= Tate duality =

In mathematics, Tate duality or Poitou–Tate duality is a duality theorem for Galois cohomology groups of modules over the Galois group of an algebraic number field or local field, introduced by Tate (1962) and Poitou (1967).

==Local Tate duality==

For a p-adic local field $k$, local Tate duality says there is a perfect pairing of the finite groups arising from Galois cohomology:
$\displaystyle H^r(k,M)\times H^{2-r}(k,M')\rightarrow H^2(k,\mathbb{G}_m)=\Q/ \Z$
where $M$ is a finite group scheme, $M'$ its dual $\operatorname{Hom}(M,\mathbb{G}_m)$, and $\mathbb{G}_m$ is the multiplicative group.
For a local field of characteristic $p>0$, the statement is similar, except that the pairing takes values in $H^2(k, \mu) = \bigcup_{p \nmid n} \tfrac{1}{n} \Z/\Z$. The statement also holds when $k$ is an Archimedean field, though the definition of the cohomology groups looks somewhat different in this case.

==Global Tate duality==
Given a finite group scheme $M$ over a global field $k$, global Tate duality relates the cohomology of $M$ with that of $M' = \operatorname{Hom}(M,\mathbb{G}_m)$ using the local pairings constructed above. This is done via the localization maps
$\alpha_{r, M}: H^r(k, M) \rightarrow {\prod_v}' H^r(k_v, M),$
where $v$ varies over all places of $k$, and where $\prod'$ denotes a restricted product with respect to the unramified cohomology groups. Summing the local pairings gives a canonical perfect pairing
${\prod_v}' H^r(k_v, M) \times {\prod_v}' H^{2- r}(k_v, M') \rightarrow \Q/\Z .$
One part of Poitou-Tate duality states that, under this pairing, the image of $H^r(k, M)$ has annihilator equal to the image of $H^{2-r}(k, M')$ for $r = 0, 1, 2$.

The map $\alpha_{r, M}$ has a finite kernel for all $r$, and Tate also constructs a canonical perfect pairing
$\text{ker}(\alpha_{1, M}) \times \ker(\alpha_{2, M'}) \rightarrow \Q/\Z .$

These dualities are often presented in the form of a nine-term exact sequence
$0 \rightarrow H^0(k, M) \rightarrow {\prod_v}' H^0(k_v, M) \rightarrow H^2(k, M')^*$
$\rightarrow H^1(k, M) \rightarrow {\prod_v}' H^1(k_v, M) \rightarrow H^1(k, M')^*$
$\rightarrow H^2(k, M) \rightarrow {\prod_v}' H^2(k_v, M) \rightarrow H^0(k, M')^* \rightarrow 0.$
Here, the asterisk denotes the Pontryagin dual of a given locally compact abelian group.
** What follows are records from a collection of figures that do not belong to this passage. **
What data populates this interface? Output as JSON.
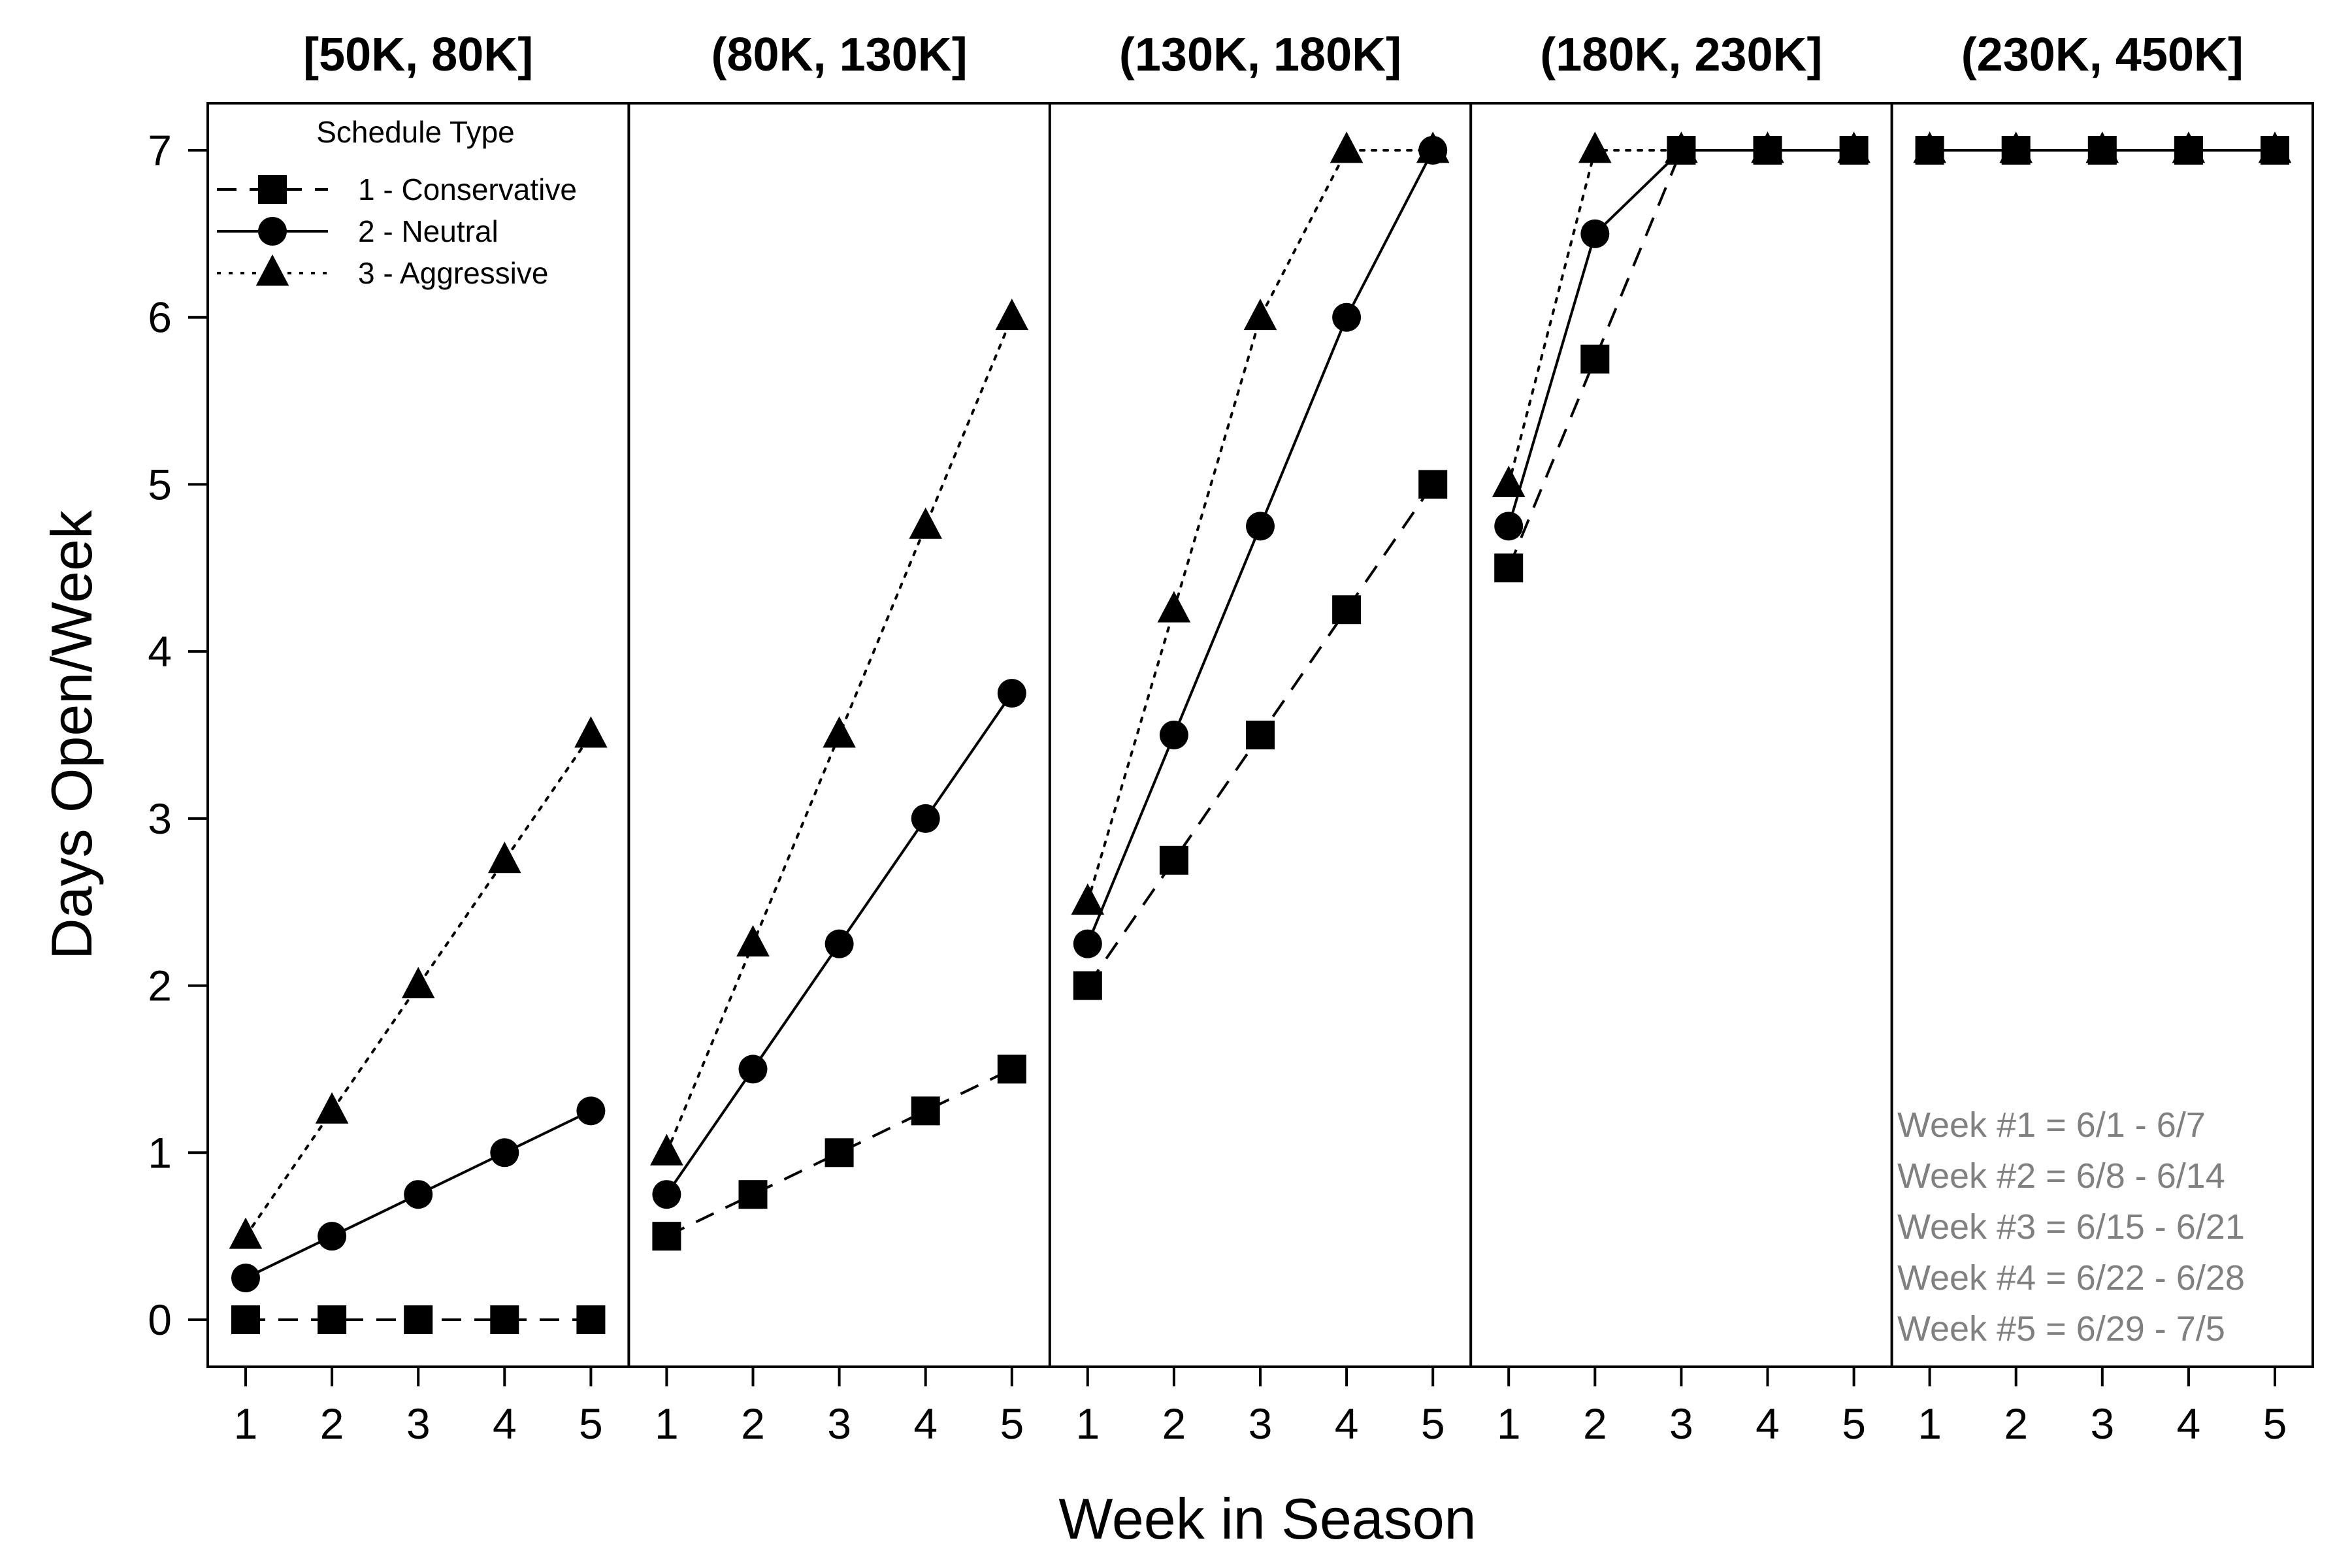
{
  "chart_data": {
    "type": "line",
    "xlabel": "Week in Season",
    "ylabel": "Days Open/Week",
    "ylim": [
      0,
      7
    ],
    "yticks": [
      0,
      1,
      2,
      3,
      4,
      5,
      6,
      7
    ],
    "xticks": [
      1,
      2,
      3,
      4,
      5
    ],
    "grid": false,
    "legend": {
      "title": "Schedule Type",
      "placement": "top-left",
      "entries": [
        {
          "label": "1 - Conservative",
          "marker": "square",
          "line": "dashed"
        },
        {
          "label": "2 - Neutral",
          "marker": "circle",
          "line": "solid"
        },
        {
          "label": "3 - Aggressive",
          "marker": "triangle",
          "line": "dotted"
        }
      ]
    },
    "note": [
      "Week #1 = 6/1 - 6/7",
      "Week #2 = 6/8 - 6/14",
      "Week #3 = 6/15 - 6/21",
      "Week #4 = 6/22 - 6/28",
      "Week #5 = 6/29 - 7/5"
    ],
    "panels": [
      {
        "title": "[50K, 80K]",
        "x": [
          1,
          2,
          3,
          4,
          5
        ],
        "series": [
          {
            "name": "1 - Conservative",
            "values": [
              0,
              0,
              0,
              0,
              0
            ]
          },
          {
            "name": "2 - Neutral",
            "values": [
              0.25,
              0.5,
              0.75,
              1,
              1.25
            ]
          },
          {
            "name": "3 - Aggressive",
            "values": [
              0.5,
              1.25,
              2,
              2.75,
              3.5
            ]
          }
        ]
      },
      {
        "title": "(80K, 130K]",
        "x": [
          1,
          2,
          3,
          4,
          5
        ],
        "series": [
          {
            "name": "1 - Conservative",
            "values": [
              0.5,
              0.75,
              1,
              1.25,
              1.5
            ]
          },
          {
            "name": "2 - Neutral",
            "values": [
              0.75,
              1.5,
              2.25,
              3,
              3.75
            ]
          },
          {
            "name": "3 - Aggressive",
            "values": [
              1,
              2.25,
              3.5,
              4.75,
              6
            ]
          }
        ]
      },
      {
        "title": "(130K, 180K]",
        "x": [
          1,
          2,
          3,
          4,
          5
        ],
        "series": [
          {
            "name": "1 - Conservative",
            "values": [
              2,
              2.75,
              3.5,
              4.25,
              5
            ]
          },
          {
            "name": "2 - Neutral",
            "values": [
              2.25,
              3.5,
              4.75,
              6,
              7
            ]
          },
          {
            "name": "3 - Aggressive",
            "values": [
              2.5,
              4.25,
              6,
              7,
              7
            ]
          }
        ]
      },
      {
        "title": "(180K, 230K]",
        "x": [
          1,
          2,
          3,
          4,
          5
        ],
        "series": [
          {
            "name": "1 - Conservative",
            "values": [
              4.5,
              5.75,
              7,
              7,
              7
            ]
          },
          {
            "name": "2 - Neutral",
            "values": [
              4.75,
              6.5,
              7,
              7,
              7
            ]
          },
          {
            "name": "3 - Aggressive",
            "values": [
              5,
              7,
              7,
              7,
              7
            ]
          }
        ]
      },
      {
        "title": "(230K, 450K]",
        "x": [
          1,
          2,
          3,
          4,
          5
        ],
        "series": [
          {
            "name": "1 - Conservative",
            "values": [
              7,
              7,
              7,
              7,
              7
            ]
          },
          {
            "name": "2 - Neutral",
            "values": [
              7,
              7,
              7,
              7,
              7
            ]
          },
          {
            "name": "3 - Aggressive",
            "values": [
              7,
              7,
              7,
              7,
              7
            ]
          }
        ]
      }
    ]
  }
}
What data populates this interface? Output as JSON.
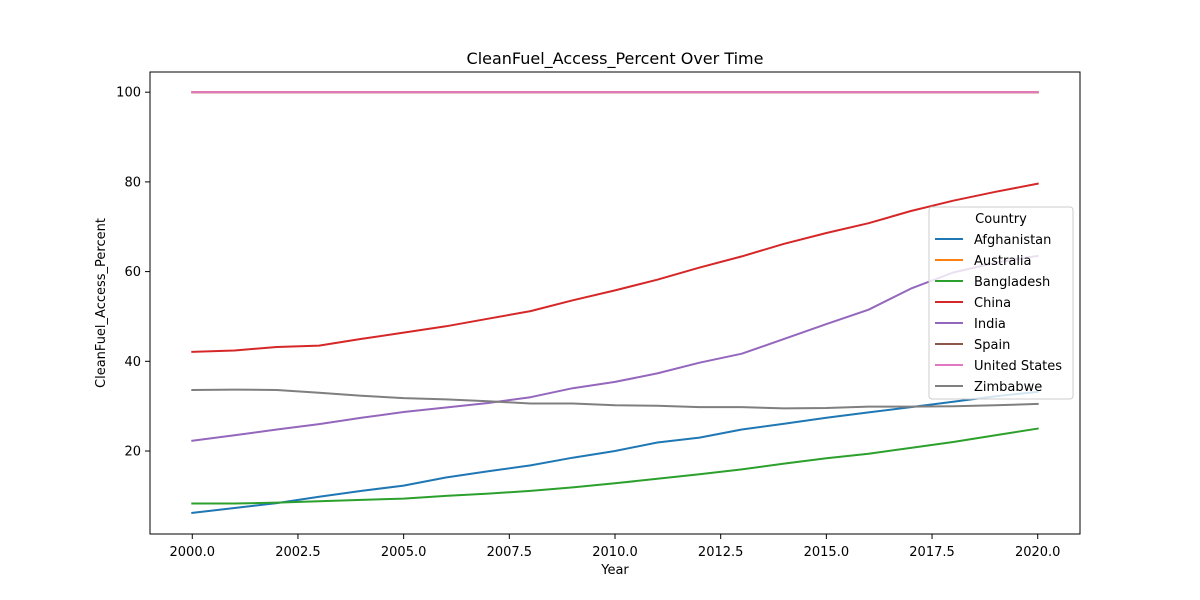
{
  "chart_data": {
    "type": "line",
    "title": "CleanFuel_Access_Percent Over Time",
    "xlabel": "Year",
    "ylabel": "CleanFuel_Access_Percent",
    "xlim": [
      1999,
      2021
    ],
    "ylim": [
      1.5,
      104.5
    ],
    "xticks": [
      2000.0,
      2002.5,
      2005.0,
      2007.5,
      2010.0,
      2012.5,
      2015.0,
      2017.5,
      2020.0
    ],
    "xtick_labels": [
      "2000.0",
      "2002.5",
      "2005.0",
      "2007.5",
      "2010.0",
      "2012.5",
      "2015.0",
      "2017.5",
      "2020.0"
    ],
    "yticks": [
      20,
      40,
      60,
      80,
      100
    ],
    "ytick_labels": [
      "20",
      "40",
      "60",
      "80",
      "100"
    ],
    "grid": false,
    "legend": {
      "title": "Country",
      "placement": "right"
    },
    "x": [
      2000,
      2001,
      2002,
      2003,
      2004,
      2005,
      2006,
      2007,
      2008,
      2009,
      2010,
      2011,
      2012,
      2013,
      2014,
      2015,
      2016,
      2017,
      2018,
      2019,
      2020
    ],
    "series": [
      {
        "name": "Afghanistan",
        "color": "#1f77b4",
        "values": [
          6.2,
          7.3,
          8.4,
          9.8,
          11.1,
          12.3,
          14.1,
          15.5,
          16.8,
          18.5,
          20.0,
          21.9,
          23.0,
          24.8,
          26.1,
          27.4,
          28.6,
          29.8,
          31.0,
          32.2,
          33.2
        ]
      },
      {
        "name": "Australia",
        "color": "#ff7f0e",
        "values": [
          100,
          100,
          100,
          100,
          100,
          100,
          100,
          100,
          100,
          100,
          100,
          100,
          100,
          100,
          100,
          100,
          100,
          100,
          100,
          100,
          100
        ]
      },
      {
        "name": "Bangladesh",
        "color": "#2ca02c",
        "values": [
          8.3,
          8.3,
          8.5,
          8.8,
          9.1,
          9.4,
          10.0,
          10.5,
          11.1,
          11.9,
          12.8,
          13.8,
          14.8,
          15.9,
          17.2,
          18.4,
          19.4,
          20.7,
          22.0,
          23.5,
          25.0
        ]
      },
      {
        "name": "China",
        "color": "#d62728",
        "values": [
          42.1,
          42.4,
          43.2,
          43.5,
          45.0,
          46.4,
          47.8,
          49.5,
          51.2,
          53.6,
          55.8,
          58.2,
          60.9,
          63.4,
          66.2,
          68.6,
          70.8,
          73.5,
          75.8,
          77.8,
          79.6
        ]
      },
      {
        "name": "India",
        "color": "#9467bd",
        "values": [
          22.3,
          23.5,
          24.8,
          26.0,
          27.4,
          28.7,
          29.7,
          30.7,
          32.0,
          34.0,
          35.4,
          37.3,
          39.7,
          41.7,
          45.0,
          48.3,
          51.5,
          56.2,
          59.8,
          62.0,
          63.5
        ]
      },
      {
        "name": "Spain",
        "color": "#8c564b",
        "values": [
          100,
          100,
          100,
          100,
          100,
          100,
          100,
          100,
          100,
          100,
          100,
          100,
          100,
          100,
          100,
          100,
          100,
          100,
          100,
          100,
          100
        ]
      },
      {
        "name": "United States",
        "color": "#e377c2",
        "values": [
          100,
          100,
          100,
          100,
          100,
          100,
          100,
          100,
          100,
          100,
          100,
          100,
          100,
          100,
          100,
          100,
          100,
          100,
          100,
          100,
          100
        ]
      },
      {
        "name": "Zimbabwe",
        "color": "#7f7f7f",
        "values": [
          33.6,
          33.7,
          33.6,
          33.0,
          32.3,
          31.8,
          31.5,
          31.1,
          30.6,
          30.6,
          30.2,
          30.1,
          29.8,
          29.8,
          29.5,
          29.6,
          29.9,
          29.9,
          30.0,
          30.2,
          30.5
        ]
      }
    ]
  }
}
All of these statements were presented by Tate in a more general form depending on a set of places $S$ of $k$, with the above statements being the form of his theorems for the case where $S$ contains all places of $k$. For the more general result, see e.g.
Neukirch, Schmidt & Wingberg (2000).

==Poitou–Tate duality==
Among other statements, Poitou–Tate duality establishes a perfect pairing between certain Shafarevich groups. Given a global field $k$, a set S of primes, and the maximal extension $k_S$ which is unramified outside S, the Shafarevich groups capture, broadly speaking, those elements in the cohomology of $\operatorname{Gal}(k_S/k)$ which vanish in the Galois cohomology of the local fields pertaining to the primes in S.

An extension to the case where the ring of S-integers $\mathcal{O}_S$ is replaced by a regular scheme of finite type over $\operatorname{Spec} \mathcal{O}_S$ was shown by Geisser & Schmidt (2018). Another generalisation is due to Česnavičius, who relaxed the condition on the localising set S by using flat cohomology on smooth proper curves.